Kerusakan akibat serangan udara Israel pada 13 Mei di luar Rumah Sakit Eropa Gaza di Khan Younis timur, Rabu (14/5/2025). (Ahmad Salem/Bloomberg)

Ketegangan diplomatik kembali memuncak di panggung internasional setelah pernyataan tajam Kepala Bantuan PBB, Tom Fletcher, dalam sebuah pengarahan Dewan Keamanan. Seruannya agar badan dunia tersebut bertindak demi mencegah potensi genosida di Gaza bukan hanya menuai perhatian global, tetapi juga membuka kembali perdebatan panjang tentang batas netralitas lembaga kemanusiaan di tengah konflik bersenjata.

Fletcher, dalam kapasitasnya sebagai koordinator bantuan, menyampaikan kekhawatiran mendalam atas memburuknya situasi kemanusiaan di Gaza.

Blokade berkepanjangan yang dilakukan Israel terhadap pengiriman bantuan selama lebih dari dua bulan telah menempatkan hampir setengah juta warga dalam ancaman kelaparan akut. 

Dalam konteks ini, Fletcher menyampaikan bahwa Dewan Keamanan memiliki tanggung jawab hukum dan moral untuk mencegah tindakan yang berpotensi diklasifikasikan sebagai genosida.

Namun, pernyataan itu dianggap ofensif dan tidak berdasar oleh pihak Israel. Duta Besar Israel untuk PBB, Danny Danon, menuduh Fletcher melanggar prinsip netralitas dengan mengeluarkan opini politis, dan menyebut penggunaan istilah “genosida” sebagai sesuatu yang manipulatif serta berbahaya.

Konflik ini mencerminkan ketegangan laten antara dua prinsip fundamental: netralitas lembaga internasional dan kewajiban untuk menyuarakan kebenaran dalam situasi ekstrem. 

Fletcher menanggapi kecaman itu dengan menegaskan bahwa netralitas bukan berarti bungkam terhadap pelanggaran hukum humaniter internasional. "Tugas saya adalah melapor berdasarkan apa yang saya lihat.

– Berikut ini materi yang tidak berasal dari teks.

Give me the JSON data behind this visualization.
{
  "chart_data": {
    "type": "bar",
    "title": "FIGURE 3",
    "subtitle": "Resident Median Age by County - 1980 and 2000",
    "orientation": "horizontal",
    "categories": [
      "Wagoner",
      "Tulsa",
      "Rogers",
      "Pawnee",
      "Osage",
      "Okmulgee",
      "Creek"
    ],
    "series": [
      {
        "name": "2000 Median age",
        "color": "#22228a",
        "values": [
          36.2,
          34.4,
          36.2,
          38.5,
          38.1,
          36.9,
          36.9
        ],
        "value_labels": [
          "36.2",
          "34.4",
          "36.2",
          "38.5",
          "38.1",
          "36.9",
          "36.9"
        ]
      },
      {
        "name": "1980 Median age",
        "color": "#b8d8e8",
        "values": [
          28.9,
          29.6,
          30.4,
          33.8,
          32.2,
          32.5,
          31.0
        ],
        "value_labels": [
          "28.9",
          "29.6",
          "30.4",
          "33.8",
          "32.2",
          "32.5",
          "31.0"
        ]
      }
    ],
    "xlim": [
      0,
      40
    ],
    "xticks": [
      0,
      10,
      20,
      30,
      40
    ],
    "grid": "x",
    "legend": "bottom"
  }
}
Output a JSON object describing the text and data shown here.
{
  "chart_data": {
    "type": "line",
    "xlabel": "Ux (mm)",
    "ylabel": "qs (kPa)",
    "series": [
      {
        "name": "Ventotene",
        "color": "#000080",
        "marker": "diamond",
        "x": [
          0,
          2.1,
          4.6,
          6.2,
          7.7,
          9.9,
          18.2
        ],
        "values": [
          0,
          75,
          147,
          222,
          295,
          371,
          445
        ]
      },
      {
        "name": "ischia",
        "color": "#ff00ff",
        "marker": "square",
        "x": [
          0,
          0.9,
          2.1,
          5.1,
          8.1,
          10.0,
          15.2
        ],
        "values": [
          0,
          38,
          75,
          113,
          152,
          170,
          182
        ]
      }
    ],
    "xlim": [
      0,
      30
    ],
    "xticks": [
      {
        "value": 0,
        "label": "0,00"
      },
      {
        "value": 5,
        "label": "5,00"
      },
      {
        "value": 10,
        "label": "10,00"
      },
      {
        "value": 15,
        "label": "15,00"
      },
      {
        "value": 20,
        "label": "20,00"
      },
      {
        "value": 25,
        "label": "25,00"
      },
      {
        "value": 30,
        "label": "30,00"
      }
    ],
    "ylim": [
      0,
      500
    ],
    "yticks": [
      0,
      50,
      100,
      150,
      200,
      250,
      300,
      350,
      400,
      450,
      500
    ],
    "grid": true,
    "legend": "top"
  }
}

Kemanusiaan bukanlah politisasi," ujarnya.

Isu genosida menjadi pusat dari perdebatan ini. Dalam hukum internasional, genosida bukan hanya soal jumlah korban, tetapi tentang niat dan sistematisme untuk menghancurkan kelompok berdasarkan identitasnya. 

PBB sendiri dalam berbagai situasi konflik sebelumnya telah menunjukkan kehati-hatian ekstrem dalam menggunakan istilah ini, karena dampak hukum dan geopolitiknya sangat besar.

Dalam kasus Gaza, lebih dari 53.000 warga Palestina telah tewas sejak Oktober 2023, menurut otoritas lokal, sementara Israel mencatat 1.200 kematian di pihaknya akibat serangan Hamas, dan sekitar 250 orang masih disandera. 

Di tengah angka-angka ini, muncul pertanyaan: apakah komunitas internasional cukup sigap dalam membaca indikator awal dari kejahatan genosida, atau justru menunggu terlalu lama karena takut pada implikasi politis?

Salah satu isu paling kritis yang dibahas Fletcher adalah hambatan terhadap pengiriman bantuan. Meski ribuan truk bantuan telah disetujui oleh Koordinator Kegiatan Pemerintah di Wilayah (COGAT), kenyataannya akses mereka masih tertahan di perbatasan. 

Fletcher menekankan bahwa ada sistem verifikasi ketat untuk memastikan bantuan tidak disalahgunakan oleh kelompok bersenjata, termasuk Hamas, dan bahwa para pekerja kemanusiaan hanya ingin melaksanakan mandat mereka: menyelamatkan nyawa.

Namun, Israel tetap mempertahankan kekhawatiran bahwa bantuan dapat digunakan untuk memperkuat musuh. Argumen ini memperlihatkan bagaimana keamanan nasional dan kebutuhan kemanusiaan sering kali berjalan pada dua rel yang tak mudah disatukan.

Apa yang terjadi dalam dialog Fletcher dan Danon sebetulnya merefleksikan pergulatan mendalam dunia internasional dalam menyikapi konflik Gaza: antara keharusan bertindak cepat dan keraguan untuk melangkah terlalu jauh. 

Di satu sisi, seruan Fletcher adalah panggilan untuk mencegah bencana yang lebih besar; di sisi lain, respons Israel menunjukkan betapa narasi genosida bisa menjadi instrumen sensitif dalam percaturan geopolitik.

Yang menjadi pertanyaan utama kini adalah: seberapa jauh komunitas internasional bersedia bertindak untuk mencegah kelaparan massal dan potensi genosida, tanpa terperangkap dalam perdebatan semantik dan birokrasi panjang?